To enhance the real-time performance of the model for a better user experience, we introduced a thresholding concept. This is achieved by comparing the confidence values generated by the model for a specific test sample with a fixed float threshold value. The output of the model is set by varying the values passed through a softmax function, which produces probability values summing to 1, and each value is between 0 (least confident) and 1 (most confident). To obtain the confidence value, the maximum of the output probabilities is selected. If the confidence value is above the threshold, the test sample is considered. Otherwise, it is ignored and deemed not confident. The threshold value is set to 0.8 empirically, taking into consideration the balance between not ignoring too many specimens and not incorrectly classifying too many. The general criterion is that the number of dropped samples takes no more than 10% of the entire test set. Using the thresholding strategy, the test samples that confuse the model or are of low quality (blurring or mosquito parts occlusions due to angles or damage during collection) could be ignored.

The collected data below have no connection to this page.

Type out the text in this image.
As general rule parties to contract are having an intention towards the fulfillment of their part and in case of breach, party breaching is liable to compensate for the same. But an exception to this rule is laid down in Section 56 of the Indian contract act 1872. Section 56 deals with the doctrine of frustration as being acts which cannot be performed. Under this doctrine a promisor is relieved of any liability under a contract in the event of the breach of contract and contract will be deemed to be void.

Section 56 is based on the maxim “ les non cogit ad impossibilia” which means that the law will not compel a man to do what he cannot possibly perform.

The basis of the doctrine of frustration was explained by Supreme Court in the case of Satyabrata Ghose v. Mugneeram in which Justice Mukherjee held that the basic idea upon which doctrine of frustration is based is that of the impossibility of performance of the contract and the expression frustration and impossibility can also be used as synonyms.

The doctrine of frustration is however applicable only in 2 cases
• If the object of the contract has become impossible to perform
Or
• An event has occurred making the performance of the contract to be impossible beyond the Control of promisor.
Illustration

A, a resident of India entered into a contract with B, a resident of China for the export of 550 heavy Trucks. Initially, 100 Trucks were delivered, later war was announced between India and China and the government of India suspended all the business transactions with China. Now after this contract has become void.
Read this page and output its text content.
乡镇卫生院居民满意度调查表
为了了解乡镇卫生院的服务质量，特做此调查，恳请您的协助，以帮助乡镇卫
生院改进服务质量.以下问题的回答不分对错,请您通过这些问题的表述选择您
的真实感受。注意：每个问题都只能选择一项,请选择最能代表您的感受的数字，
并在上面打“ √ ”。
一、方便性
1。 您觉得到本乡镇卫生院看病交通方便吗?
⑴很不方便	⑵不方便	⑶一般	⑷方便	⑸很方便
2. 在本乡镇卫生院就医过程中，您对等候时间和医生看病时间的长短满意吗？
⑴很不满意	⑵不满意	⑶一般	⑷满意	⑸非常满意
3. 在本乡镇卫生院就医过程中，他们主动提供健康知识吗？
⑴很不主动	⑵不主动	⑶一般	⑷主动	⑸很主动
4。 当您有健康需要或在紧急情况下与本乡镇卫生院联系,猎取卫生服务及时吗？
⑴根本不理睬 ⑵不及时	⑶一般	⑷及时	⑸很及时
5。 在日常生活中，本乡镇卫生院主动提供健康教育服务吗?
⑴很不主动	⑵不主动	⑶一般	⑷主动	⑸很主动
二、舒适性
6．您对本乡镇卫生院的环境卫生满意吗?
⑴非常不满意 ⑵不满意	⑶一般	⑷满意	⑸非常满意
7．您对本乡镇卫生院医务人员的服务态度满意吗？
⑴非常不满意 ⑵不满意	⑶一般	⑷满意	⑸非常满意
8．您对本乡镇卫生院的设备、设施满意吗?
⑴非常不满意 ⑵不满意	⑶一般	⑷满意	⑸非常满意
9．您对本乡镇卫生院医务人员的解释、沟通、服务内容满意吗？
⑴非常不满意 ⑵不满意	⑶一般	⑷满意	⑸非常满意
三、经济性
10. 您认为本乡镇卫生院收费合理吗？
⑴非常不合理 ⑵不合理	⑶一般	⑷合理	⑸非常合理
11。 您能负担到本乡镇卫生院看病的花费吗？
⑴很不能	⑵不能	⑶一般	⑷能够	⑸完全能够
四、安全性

$$\begin{aligned} y = {\left\{ \begin{array}{ll} 1, & \quad \text {if } \times \geqslant T \\ 0, & \quad \text {otherwise} \end{array}\right. } \end{aligned}$$
(4)

In this equation, x represents the confidence value of a given test sample, and T represents the threshold value. If x is greater than or equal to T, the output y is 1, indicating that the sample is considered as confident. Otherwise, the output y is 0, indicating that the sample is not considered as confident.

Evaluation metrics

Accuracy, precision (or sensitivity), recall, and F1 scores41 are used throughout this paper to evaluate the performance of our models. The F1 score is the harmonic mean of the precision and recall and given by the following equations:

$$\begin{aligned} \text {F}_{1} = 2 \times \frac{\text {precision} \times \text {recall}}{\text {precision} + \text {recall}} \end{aligned}$$
(5)

where the precision and recall are defined as:

$$\begin{aligned} \text {precision} = \frac{\text {true positives}}{\text {true positives} + \text {false positives}}, \hspace{0.5cm} \text {recall} = \frac{\text {true positives}}{\text {true positives} + \text {false negatives}} \end{aligned}$$
(6)

The weighted-average F1 score scales the individual class’s F1 score taking into account the samples in each class. To account for the imbalanced class distribution, where Anopheles gambiae has fewer samples but high consideration, macro-averaged F1 score is also used to evaluate the results. It is calculated by computing the F1 score for each class and then taking the average of the scores. The formula for weighted-average F1 and macro-averaged F1 score are:

$$\begin{aligned} F_{1weighted} = \sum _{i=1}^{C} \frac{N_i \cdot F_{1i}}{N}, \hspace{0.5cm} F_{1macro} = \frac{\sum _{i=1}^{C} F_{1i}}{C} \end{aligned}$$
(7)

where C is the total number of classes, N is the total number of samples, and the subscript i represents the i-th class.